ST. LOUIS – Scammers have a new tool in their arsenal: Artificial intelligence. On July 11, the U.S. Senate had its first classified briefing on AI and how the technology could be applied to national security.

“Elected representatives in 2023 cannot afford to be in the dark about how AI works and how it’s going to reshape our world,” said Senate Majority Leader Chuck Schumer.

Two days later, the Federal Communications Commission held a workshop on the challenges AI brings to vital consumer issues like robocalls. One of the experts at the FCC event was Greg Bohl, Chief Data Officer for Transaction Network Services. TNS analyzes more than 1.3 billion calls daily to uncover robocall trends and tactics. FOX 2 spoke with Bohl about how cybercriminals are using AI-cloned voices to scam loved ones out of money.

“They’ll take a recording, possibly off your voicemail, and make it sound like this relative of yours,” Bohl said. “They’ll say, ‘Help me, or they’ll be crying, or something like that.”
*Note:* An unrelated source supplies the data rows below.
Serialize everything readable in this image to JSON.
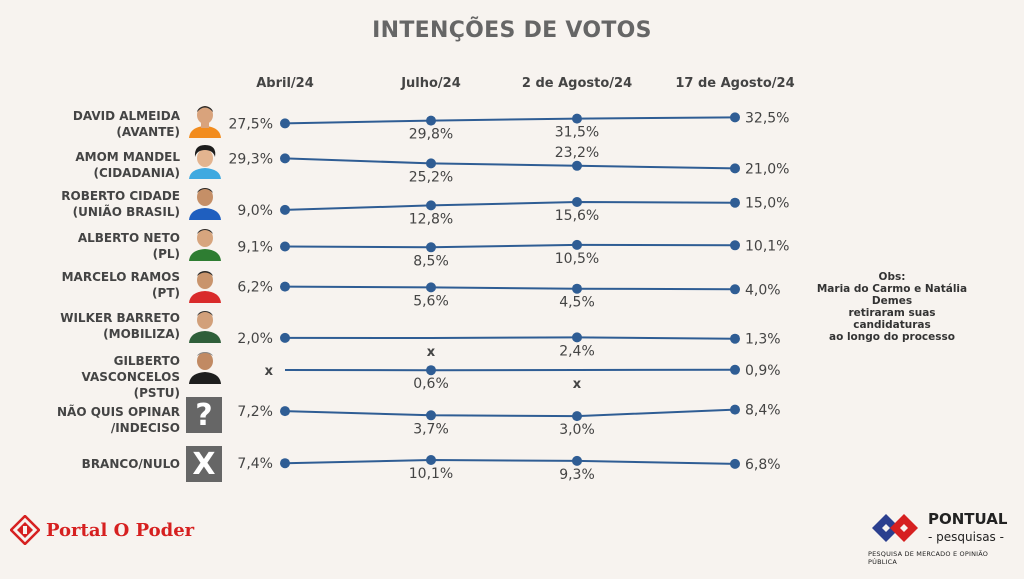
{
  "title": "INTENÇÕES DE VOTOS",
  "chart_data": {
    "type": "line",
    "title": "INTENÇÕES DE VOTOS",
    "categories": [
      "Abril/24",
      "Julho/24",
      "2 de Agosto/24",
      "17 de Agosto/24"
    ],
    "series": [
      {
        "name": "DAVID ALMEIDA (AVANTE)",
        "line1": "DAVID ALMEIDA",
        "line2": "(AVANTE)",
        "values": [
          27.5,
          29.8,
          31.5,
          32.5
        ],
        "labels": [
          "27,5%",
          "29,8%",
          "31,5%",
          "32,5%"
        ]
      },
      {
        "name": "AMOM MANDEL (CIDADANIA)",
        "line1": "AMOM MANDEL",
        "line2": "(CIDADANIA)",
        "values": [
          29.3,
          25.2,
          23.2,
          21.0
        ],
        "labels": [
          "29,3%",
          "25,2%",
          "23,2%",
          "21,0%"
        ]
      },
      {
        "name": "ROBERTO CIDADE (UNIÃO BRASIL)",
        "line1": "ROBERTO CIDADE",
        "line2": "(UNIÃO BRASIL)",
        "values": [
          9.0,
          12.8,
          15.6,
          15.0
        ],
        "labels": [
          "9,0%",
          "12,8%",
          "15,6%",
          "15,0%"
        ]
      },
      {
        "name": "ALBERTO NETO (PL)",
        "line1": "ALBERTO NETO",
        "line2": "(PL)",
        "values": [
          9.1,
          8.5,
          10.5,
          10.1
        ],
        "labels": [
          "9,1%",
          "8,5%",
          "10,5%",
          "10,1%"
        ]
      },
      {
        "name": "MARCELO RAMOS (PT)",
        "line1": "MARCELO RAMOS",
        "line2": "(PT)",
        "values": [
          6.2,
          5.6,
          4.5,
          4.0
        ],
        "labels": [
          "6,2%",
          "5,6%",
          "4,5%",
          "4,0%"
        ]
      },
      {
        "name": "WILKER BARRETO (MOBILIZA)",
        "line1": "WILKER BARRETO",
        "line2": "(MOBILIZA)",
        "values": [
          2.0,
          null,
          2.4,
          1.3
        ],
        "labels": [
          "2,0%",
          "x",
          "2,4%",
          "1,3%"
        ]
      },
      {
        "name": "GILBERTO VASCONCELOS (PSTU)",
        "line1": "GILBERTO VASCONCELOS",
        "line2": "(PSTU)",
        "values": [
          null,
          0.6,
          null,
          0.9
        ],
        "labels": [
          "x",
          "0,6%",
          "x",
          "0,9%"
        ]
      },
      {
        "name": "NÃO QUIS OPINAR /INDECISO",
        "line1": "NÃO QUIS OPINAR",
        "line2": "/INDECISO",
        "values": [
          7.2,
          3.7,
          3.0,
          8.4
        ],
        "labels": [
          "7,2%",
          "3,7%",
          "3,0%",
          "8,4%"
        ]
      },
      {
        "name": "BRANCO/NULO",
        "line1": "BRANCO/NULO",
        "line2": "",
        "values": [
          7.4,
          10.1,
          9.3,
          6.8
        ],
        "labels": [
          "7,4%",
          "10,1%",
          "9,3%",
          "6,8%"
        ]
      }
    ],
    "line_color": "#2f5d94",
    "marker_color": "#2f5d94"
  },
  "icons": {
    "undecided": "?",
    "blank": "X"
  },
  "obs": {
    "line1": "Obs:",
    "line2": "Maria do Carmo e Natália Demes",
    "line3": "retiraram suas candidaturas",
    "line4": "ao longo do processo"
  },
  "brand_left": {
    "name": "Portal O Poder",
    "color": "#d62020"
  },
  "brand_right": {
    "name": "PONTUAL",
    "sub": "- pesquisas -",
    "tagline": "PESQUISA DE MERCADO E OPINIÃO PÚBLICA",
    "blue": "#2b3f8f",
    "red": "#d62020"
  }
}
He said these scams are likely occurring every day in the St. Louis area. In June, 22 million spam calls were identified in Missouri. Six million of those calls targeted the 314 area code. Bohl said there are easy steps you can take to prevent your family from becoming victims.

“A safe word if your family knows that or some detail that only your family knows; therefore, the scammer won’t know how to respond to that,” Bohl said.

Bohl claims that the way telecom providers, regulators, and policymakers are working together to take more aggressive action is encouraging as AI scam tactics evolve. Just last week, the Federal Trade Commission and 101 other U.S. and state law enforcement authorities announced “Operation Stop Scam Calls,” a nationwide crackdown on illegal and unwanted robocalls and telemarketing calls.

“There’s a lot of activities essentially from top down all the way through the carriers to make sure that the consumer has a better experience with their phone calls and is being protected,” Bohl said.

A real-life effort to stop deep fake crime.